The comments to your question discuss the variation of relative schemes over a topos, vs relative schemes over a site. But it seems your question
stood at the more basic level of the relevance of relative schemes over something else than a scheme.

In Grothendieck's philosophy, a relative scheme $f\colon X\to S$ functions as a family of schemes $X_s$ (for $s\in S$) parameterized by the base $S$, which is a scheme. Both $X$ and $S$ are schemes, and $f$ is a morphism of schemes (possibly with additional properties such as being flat, proper, finite, étale, smooth, etc.)

There are instances where one wants to consider families of schemes which are parameterized by something else, such as a (complex, Berkovich, Huber…) analytic space. For example for formulating GAGA-type theorems: what do complex analytic families of complex varieties in a given projective space look like, when the parameter set is an open disk, say.

In most important cases, those spaces are essentially characterized by rings (eg, local rings, or rings of functions over a compact, affinoid subspace) and sometimes the above study can be reduced to the study of relative schemes over these rings. Such a technique is systematically used in nonarchimedean geometry, for instance.

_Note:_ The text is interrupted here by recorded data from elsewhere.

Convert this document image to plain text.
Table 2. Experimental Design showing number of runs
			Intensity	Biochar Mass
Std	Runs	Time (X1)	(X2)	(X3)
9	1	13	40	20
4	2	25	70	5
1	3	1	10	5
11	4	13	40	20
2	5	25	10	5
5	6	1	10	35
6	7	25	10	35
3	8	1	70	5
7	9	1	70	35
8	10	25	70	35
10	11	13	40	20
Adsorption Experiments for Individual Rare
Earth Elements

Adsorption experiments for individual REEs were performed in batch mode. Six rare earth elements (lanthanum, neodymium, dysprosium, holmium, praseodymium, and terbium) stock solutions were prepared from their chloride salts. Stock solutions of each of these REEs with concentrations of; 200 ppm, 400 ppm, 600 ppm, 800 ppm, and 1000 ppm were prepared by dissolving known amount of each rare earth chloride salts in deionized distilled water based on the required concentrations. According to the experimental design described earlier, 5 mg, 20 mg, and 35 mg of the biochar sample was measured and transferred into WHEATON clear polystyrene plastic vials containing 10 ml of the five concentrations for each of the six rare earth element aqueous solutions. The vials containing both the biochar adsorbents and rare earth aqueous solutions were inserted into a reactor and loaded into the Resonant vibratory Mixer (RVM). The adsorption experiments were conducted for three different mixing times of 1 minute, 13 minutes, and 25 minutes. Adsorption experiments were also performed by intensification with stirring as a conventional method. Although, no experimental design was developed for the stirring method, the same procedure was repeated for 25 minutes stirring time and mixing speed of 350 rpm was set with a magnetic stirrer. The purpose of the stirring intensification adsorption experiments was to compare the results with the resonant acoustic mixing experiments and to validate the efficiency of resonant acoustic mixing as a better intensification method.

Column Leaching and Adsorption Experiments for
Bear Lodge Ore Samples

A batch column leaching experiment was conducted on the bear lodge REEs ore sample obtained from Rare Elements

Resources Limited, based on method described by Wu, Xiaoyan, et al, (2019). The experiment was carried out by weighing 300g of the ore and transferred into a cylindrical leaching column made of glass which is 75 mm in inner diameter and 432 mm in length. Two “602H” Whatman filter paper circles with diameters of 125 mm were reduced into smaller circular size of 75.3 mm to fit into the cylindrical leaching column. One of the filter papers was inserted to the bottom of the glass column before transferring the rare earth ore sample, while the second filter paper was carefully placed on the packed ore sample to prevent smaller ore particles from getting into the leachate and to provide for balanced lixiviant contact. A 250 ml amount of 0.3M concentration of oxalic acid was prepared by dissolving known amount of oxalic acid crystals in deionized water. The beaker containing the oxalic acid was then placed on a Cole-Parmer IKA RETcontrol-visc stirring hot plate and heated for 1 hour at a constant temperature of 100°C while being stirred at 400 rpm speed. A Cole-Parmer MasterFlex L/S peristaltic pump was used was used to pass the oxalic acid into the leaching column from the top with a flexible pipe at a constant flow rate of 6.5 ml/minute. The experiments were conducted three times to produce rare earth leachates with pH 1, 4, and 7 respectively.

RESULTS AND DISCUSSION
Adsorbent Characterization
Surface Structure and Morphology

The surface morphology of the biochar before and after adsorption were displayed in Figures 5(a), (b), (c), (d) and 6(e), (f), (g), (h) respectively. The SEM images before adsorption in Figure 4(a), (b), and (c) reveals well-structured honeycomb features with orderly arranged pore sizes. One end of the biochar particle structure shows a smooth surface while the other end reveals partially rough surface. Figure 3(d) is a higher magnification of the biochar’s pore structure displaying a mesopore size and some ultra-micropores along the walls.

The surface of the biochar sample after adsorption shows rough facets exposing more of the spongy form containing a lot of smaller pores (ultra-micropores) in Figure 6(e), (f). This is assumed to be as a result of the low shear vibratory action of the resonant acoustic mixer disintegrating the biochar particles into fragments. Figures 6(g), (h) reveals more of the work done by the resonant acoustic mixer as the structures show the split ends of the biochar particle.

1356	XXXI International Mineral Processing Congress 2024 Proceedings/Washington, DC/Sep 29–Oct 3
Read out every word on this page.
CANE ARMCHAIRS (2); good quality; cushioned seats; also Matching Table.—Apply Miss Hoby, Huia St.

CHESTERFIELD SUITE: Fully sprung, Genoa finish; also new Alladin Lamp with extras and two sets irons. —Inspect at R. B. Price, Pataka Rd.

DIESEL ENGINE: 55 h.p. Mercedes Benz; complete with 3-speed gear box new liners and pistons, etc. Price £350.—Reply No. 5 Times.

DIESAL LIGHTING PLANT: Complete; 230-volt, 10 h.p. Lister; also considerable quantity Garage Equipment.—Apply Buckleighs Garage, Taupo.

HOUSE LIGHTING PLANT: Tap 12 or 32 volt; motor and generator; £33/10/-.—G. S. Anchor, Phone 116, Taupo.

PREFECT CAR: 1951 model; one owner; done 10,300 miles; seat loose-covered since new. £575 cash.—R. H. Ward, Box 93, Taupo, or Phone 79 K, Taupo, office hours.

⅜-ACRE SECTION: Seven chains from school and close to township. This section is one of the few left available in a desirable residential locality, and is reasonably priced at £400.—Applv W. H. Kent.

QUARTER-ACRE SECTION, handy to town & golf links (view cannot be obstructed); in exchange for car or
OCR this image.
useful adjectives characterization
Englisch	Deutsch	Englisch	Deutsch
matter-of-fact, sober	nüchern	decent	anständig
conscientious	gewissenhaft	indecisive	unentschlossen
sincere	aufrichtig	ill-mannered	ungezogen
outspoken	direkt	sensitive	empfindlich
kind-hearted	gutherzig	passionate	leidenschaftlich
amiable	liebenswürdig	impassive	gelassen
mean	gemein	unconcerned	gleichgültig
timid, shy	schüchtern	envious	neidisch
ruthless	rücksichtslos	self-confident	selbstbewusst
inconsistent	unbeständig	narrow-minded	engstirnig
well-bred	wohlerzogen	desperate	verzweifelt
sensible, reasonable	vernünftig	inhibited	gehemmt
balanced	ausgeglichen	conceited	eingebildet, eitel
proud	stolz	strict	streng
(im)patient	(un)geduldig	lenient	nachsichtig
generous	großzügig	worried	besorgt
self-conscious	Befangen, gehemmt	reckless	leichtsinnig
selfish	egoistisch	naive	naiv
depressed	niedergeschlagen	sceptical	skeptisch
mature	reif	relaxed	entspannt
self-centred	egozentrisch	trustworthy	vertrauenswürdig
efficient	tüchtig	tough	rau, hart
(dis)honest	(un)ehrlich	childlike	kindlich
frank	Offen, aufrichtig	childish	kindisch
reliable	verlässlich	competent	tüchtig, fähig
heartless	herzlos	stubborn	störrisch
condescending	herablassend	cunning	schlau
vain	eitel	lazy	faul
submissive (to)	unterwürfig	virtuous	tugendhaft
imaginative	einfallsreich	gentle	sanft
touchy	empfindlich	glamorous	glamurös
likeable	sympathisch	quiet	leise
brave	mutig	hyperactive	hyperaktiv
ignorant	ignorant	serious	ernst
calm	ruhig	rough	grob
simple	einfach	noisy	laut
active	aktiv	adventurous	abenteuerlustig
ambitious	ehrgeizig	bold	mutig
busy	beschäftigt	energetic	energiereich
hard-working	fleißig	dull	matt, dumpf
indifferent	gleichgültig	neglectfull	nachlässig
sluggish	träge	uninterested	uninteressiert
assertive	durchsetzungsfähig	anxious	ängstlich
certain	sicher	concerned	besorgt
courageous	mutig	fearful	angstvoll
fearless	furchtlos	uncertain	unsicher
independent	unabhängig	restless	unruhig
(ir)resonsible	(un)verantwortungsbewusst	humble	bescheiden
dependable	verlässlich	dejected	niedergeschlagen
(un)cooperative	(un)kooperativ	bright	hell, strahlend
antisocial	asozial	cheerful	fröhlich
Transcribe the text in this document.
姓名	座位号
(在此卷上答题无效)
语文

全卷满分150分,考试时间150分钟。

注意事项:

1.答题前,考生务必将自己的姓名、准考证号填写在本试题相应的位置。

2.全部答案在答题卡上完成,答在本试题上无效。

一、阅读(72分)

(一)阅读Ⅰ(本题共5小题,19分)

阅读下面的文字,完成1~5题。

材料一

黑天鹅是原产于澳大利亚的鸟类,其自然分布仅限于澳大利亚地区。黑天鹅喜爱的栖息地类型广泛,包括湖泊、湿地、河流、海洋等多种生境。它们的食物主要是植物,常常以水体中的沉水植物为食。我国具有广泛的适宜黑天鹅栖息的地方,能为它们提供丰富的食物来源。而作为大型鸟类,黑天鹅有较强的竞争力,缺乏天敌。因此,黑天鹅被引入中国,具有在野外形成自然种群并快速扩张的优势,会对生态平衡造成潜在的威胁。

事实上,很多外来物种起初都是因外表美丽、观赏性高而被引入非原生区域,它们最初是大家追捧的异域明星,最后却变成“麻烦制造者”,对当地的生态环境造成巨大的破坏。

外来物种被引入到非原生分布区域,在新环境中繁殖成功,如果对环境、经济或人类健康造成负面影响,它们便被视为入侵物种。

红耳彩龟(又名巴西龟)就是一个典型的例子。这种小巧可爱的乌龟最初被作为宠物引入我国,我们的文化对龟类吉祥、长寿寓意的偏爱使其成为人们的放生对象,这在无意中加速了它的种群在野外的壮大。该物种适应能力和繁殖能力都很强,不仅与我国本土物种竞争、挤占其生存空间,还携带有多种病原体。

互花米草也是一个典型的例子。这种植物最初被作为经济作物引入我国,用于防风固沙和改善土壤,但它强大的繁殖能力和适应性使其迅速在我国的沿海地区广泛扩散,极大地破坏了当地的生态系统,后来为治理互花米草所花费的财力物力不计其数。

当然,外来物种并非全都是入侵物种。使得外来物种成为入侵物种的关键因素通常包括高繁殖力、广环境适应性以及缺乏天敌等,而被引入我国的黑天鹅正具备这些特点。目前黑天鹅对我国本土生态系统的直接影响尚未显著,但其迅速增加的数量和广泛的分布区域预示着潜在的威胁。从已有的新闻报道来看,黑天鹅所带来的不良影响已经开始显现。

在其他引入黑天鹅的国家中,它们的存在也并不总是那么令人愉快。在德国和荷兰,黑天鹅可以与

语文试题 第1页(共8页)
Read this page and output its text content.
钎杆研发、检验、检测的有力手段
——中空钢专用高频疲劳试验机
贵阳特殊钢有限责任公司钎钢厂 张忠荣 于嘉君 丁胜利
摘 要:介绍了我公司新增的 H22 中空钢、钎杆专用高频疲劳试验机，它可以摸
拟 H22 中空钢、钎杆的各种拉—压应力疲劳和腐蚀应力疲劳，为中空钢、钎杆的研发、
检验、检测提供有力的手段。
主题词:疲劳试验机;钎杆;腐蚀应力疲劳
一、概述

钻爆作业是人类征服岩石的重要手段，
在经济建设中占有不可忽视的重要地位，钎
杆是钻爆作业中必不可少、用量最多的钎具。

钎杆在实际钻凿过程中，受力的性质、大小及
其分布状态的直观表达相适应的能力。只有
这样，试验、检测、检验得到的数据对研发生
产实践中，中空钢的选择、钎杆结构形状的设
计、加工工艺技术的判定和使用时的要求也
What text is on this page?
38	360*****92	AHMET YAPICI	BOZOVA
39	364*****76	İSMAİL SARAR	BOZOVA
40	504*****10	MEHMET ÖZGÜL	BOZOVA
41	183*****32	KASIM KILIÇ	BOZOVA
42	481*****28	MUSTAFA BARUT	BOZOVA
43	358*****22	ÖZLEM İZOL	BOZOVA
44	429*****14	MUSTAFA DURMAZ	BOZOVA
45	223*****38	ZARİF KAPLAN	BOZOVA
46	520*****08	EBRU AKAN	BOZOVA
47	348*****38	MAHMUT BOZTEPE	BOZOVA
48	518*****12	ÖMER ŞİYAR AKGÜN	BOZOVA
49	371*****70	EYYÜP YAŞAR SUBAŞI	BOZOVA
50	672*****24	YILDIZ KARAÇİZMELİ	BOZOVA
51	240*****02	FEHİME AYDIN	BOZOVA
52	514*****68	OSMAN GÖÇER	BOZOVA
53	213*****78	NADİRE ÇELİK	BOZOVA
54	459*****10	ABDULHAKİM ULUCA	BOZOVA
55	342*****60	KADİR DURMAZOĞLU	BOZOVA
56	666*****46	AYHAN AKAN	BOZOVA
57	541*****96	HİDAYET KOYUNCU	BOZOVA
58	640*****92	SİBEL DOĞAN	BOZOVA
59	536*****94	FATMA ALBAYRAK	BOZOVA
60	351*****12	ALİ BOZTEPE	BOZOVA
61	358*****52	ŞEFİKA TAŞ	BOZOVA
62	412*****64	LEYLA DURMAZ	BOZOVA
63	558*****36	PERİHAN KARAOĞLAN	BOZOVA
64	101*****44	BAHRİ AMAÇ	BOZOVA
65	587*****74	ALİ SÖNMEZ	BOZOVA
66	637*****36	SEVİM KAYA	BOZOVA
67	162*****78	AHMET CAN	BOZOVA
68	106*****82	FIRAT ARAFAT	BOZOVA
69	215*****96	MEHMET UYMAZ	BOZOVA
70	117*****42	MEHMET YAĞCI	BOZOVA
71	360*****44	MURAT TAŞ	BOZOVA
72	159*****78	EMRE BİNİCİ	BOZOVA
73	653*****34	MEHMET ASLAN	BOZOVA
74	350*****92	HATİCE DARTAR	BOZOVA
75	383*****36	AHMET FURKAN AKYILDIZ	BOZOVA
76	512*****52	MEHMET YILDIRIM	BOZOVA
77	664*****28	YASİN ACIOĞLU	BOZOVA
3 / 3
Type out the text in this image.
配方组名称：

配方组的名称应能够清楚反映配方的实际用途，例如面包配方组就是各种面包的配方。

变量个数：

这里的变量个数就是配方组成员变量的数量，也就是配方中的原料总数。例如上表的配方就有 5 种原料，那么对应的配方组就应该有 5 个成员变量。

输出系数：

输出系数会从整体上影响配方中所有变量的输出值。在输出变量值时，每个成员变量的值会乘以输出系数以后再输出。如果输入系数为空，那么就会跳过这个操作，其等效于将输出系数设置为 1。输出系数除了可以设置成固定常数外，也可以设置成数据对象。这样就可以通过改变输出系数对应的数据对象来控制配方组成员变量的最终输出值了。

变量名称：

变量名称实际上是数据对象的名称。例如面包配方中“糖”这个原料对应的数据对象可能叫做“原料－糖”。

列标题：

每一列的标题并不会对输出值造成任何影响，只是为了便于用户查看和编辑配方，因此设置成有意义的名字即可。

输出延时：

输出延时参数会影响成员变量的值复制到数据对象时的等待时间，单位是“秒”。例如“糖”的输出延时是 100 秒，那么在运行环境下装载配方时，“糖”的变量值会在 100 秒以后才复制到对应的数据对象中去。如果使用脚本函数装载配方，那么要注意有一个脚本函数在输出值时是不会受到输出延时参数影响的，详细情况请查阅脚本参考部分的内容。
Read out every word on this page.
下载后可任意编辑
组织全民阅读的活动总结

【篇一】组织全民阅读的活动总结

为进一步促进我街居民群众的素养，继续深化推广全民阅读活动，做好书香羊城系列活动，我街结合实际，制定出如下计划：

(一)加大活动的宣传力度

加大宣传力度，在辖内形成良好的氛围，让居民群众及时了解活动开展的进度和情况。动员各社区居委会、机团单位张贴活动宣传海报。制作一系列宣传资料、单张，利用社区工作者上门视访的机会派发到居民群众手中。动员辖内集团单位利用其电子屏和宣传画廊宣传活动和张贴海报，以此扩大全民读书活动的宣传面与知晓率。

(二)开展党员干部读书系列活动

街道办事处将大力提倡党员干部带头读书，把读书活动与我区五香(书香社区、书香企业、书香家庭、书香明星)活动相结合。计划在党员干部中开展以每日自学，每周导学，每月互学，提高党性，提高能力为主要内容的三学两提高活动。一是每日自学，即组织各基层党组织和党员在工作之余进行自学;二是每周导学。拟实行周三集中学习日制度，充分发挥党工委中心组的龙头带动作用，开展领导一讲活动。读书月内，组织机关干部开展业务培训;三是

Nevertheless, it might be interesting to have under disposal a full-fledged theory of relative schemes over bases.
Being over a ringed topos, Monique Hakim's theory can encompass all of the above situations.

In any case, such a theory won't prove the basic (but difficult) results from commutative algebra that are probably needed. In nonarchimedean geometry, some work is needed, for example, to compare the scheme $\mathop{\rm Spec}(A)$ and the affinoid space $\mathscr M(A)$, when $A$ is an affinoid algebra, and similarly for a relative family $X\to \mathop{\rm Spec}(A)$ and its analytification $X^{\mathrm {an}}\to \mathscr M(A)$.